I have also tried putting the parameters as well as the items in the transformed quantities block into the generated quantities block to try and do without the model block and generate the parameter values using _rng for each distribution but I’ve gotten some syntax error during compilation saying something like “variable “real” does not exist”. What is it usually that is put within the model block vs the generated quantities block?

Yes, exactly.

That’s an annoying bug. The Stan compiler requires all variable declarations to be at the start of the block, with nothing in between them. So this is fine

generated quantities {
  real beta;
  real gamma;
  beta = normal_rng(1,1);
  gamma = normal_rng(1,1);
}

but this is a syntax error

generated quantities {
  real beta;
  beta = normal_rng(1,1);
  real gamma; // syntax error on this line
  gamma = normal_rng(1,1);
}

This has been fixed in the latest CmdStan but I don’t know if PyStan is there yet.
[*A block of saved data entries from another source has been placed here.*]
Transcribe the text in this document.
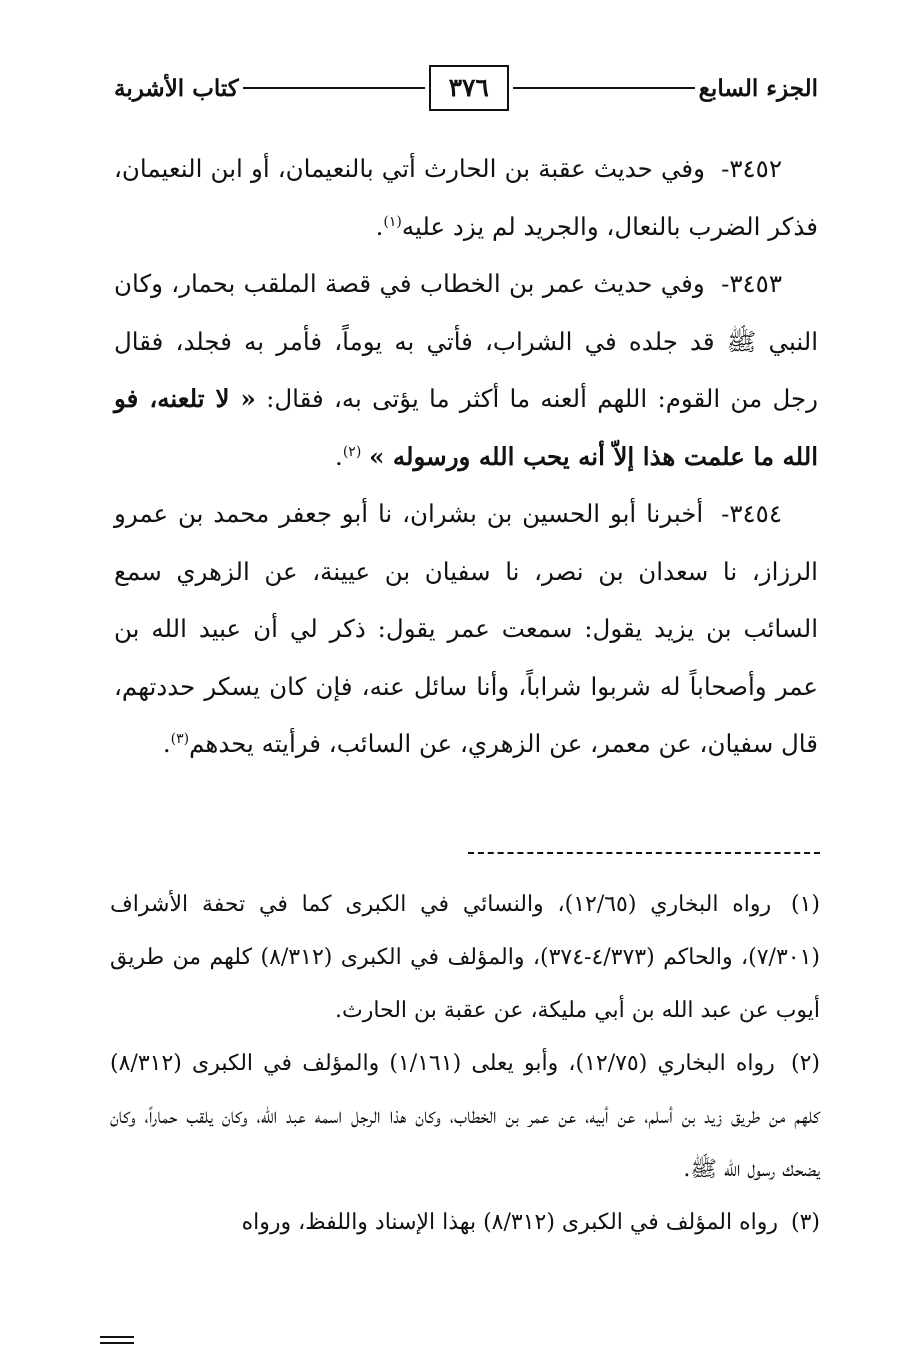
الجزء السابع
٣٧٦
كتاب الأشربة

٣٤٥٢- وفي حديث عقبة بن الحارث أتي بالنعيمان، أو ابن النعيمان، فذكر الضرب بالنعال، والجريد لم يزد عليه$^{(١)}$.

٣٤٥٣- وفي حديث عمر بن الخطاب في قصة الملقب بحمار، وكان النبي ﷺ قد جلده في الشراب، فأتي به يوماً، فأمر به فجلد، فقال رجل من القوم: اللهم ألعنه ما أكثر ما يؤتى به، فقال: « لا تلعنه، فو الله ما علمت هذا إلاّ أنه يحب الله ورسوله » $^{(٢)}$.

٣٤٥٤- أخبرنا أبو الحسين بن بشران، نا أبو جعفر محمد بن عمرو الرزاز، نا سعدان بن نصر، نا سفيان بن عيينة، عن الزهري سمع السائب بن يزيد يقول: سمعت عمر يقول: ذكر لي أن عبيد الله بن عمر وأصحاباً له شربوا شراباً، وأنا سائل عنه، فإن كان يسكر حددتهم، قال سفيان، عن معمر، عن الزهري، عن السائب، فرأيته يحدهم$^{(٣)}$.

(١) رواه البخاري (١٢/٦٥)، والنسائي في الكبرى كما في تحفة الأشراف (٧/٣٠١)، والحاكم (٤/٣٧٣-٣٧٤)، والمؤلف في الكبرى (٨/٣١٢) كلهم من طريق أيوب عن عبد الله بن أبي مليكة، عن عقبة بن الحارث.

(٢) رواه البخاري (١٢/٧٥)، وأبو يعلى (١/١٦١) والمؤلف في الكبرى (٨/٣١٢) كلهم من طريق زيد بن أسلم، عن أبيه، عن عمر بن الخطاب، وكان هذا الرجل اسمه عبد الله، وكان يلقب حماراً، وكان يضحك رسول الله ﷺ.

(٣) رواه المؤلف في الكبرى (٨/٣١٢) بهذا الإسناد واللفظ، ورواه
The usual rule is to put everything you can in generated quantities because it’s the most efficient. Things that are “upstream” from data have to be in model block. Like if you have

data {
  real x;
}
parameters {
  real m;
}
model {
  x ~ normal(m, 1);
}

You can’t do x = normal_rng(m, 1) because that’s not fitting the observed data, it just a new prediction from the prior.

2 Likes

This is very well explained. Never expect that would raise a syntax error! Thanks a bunch.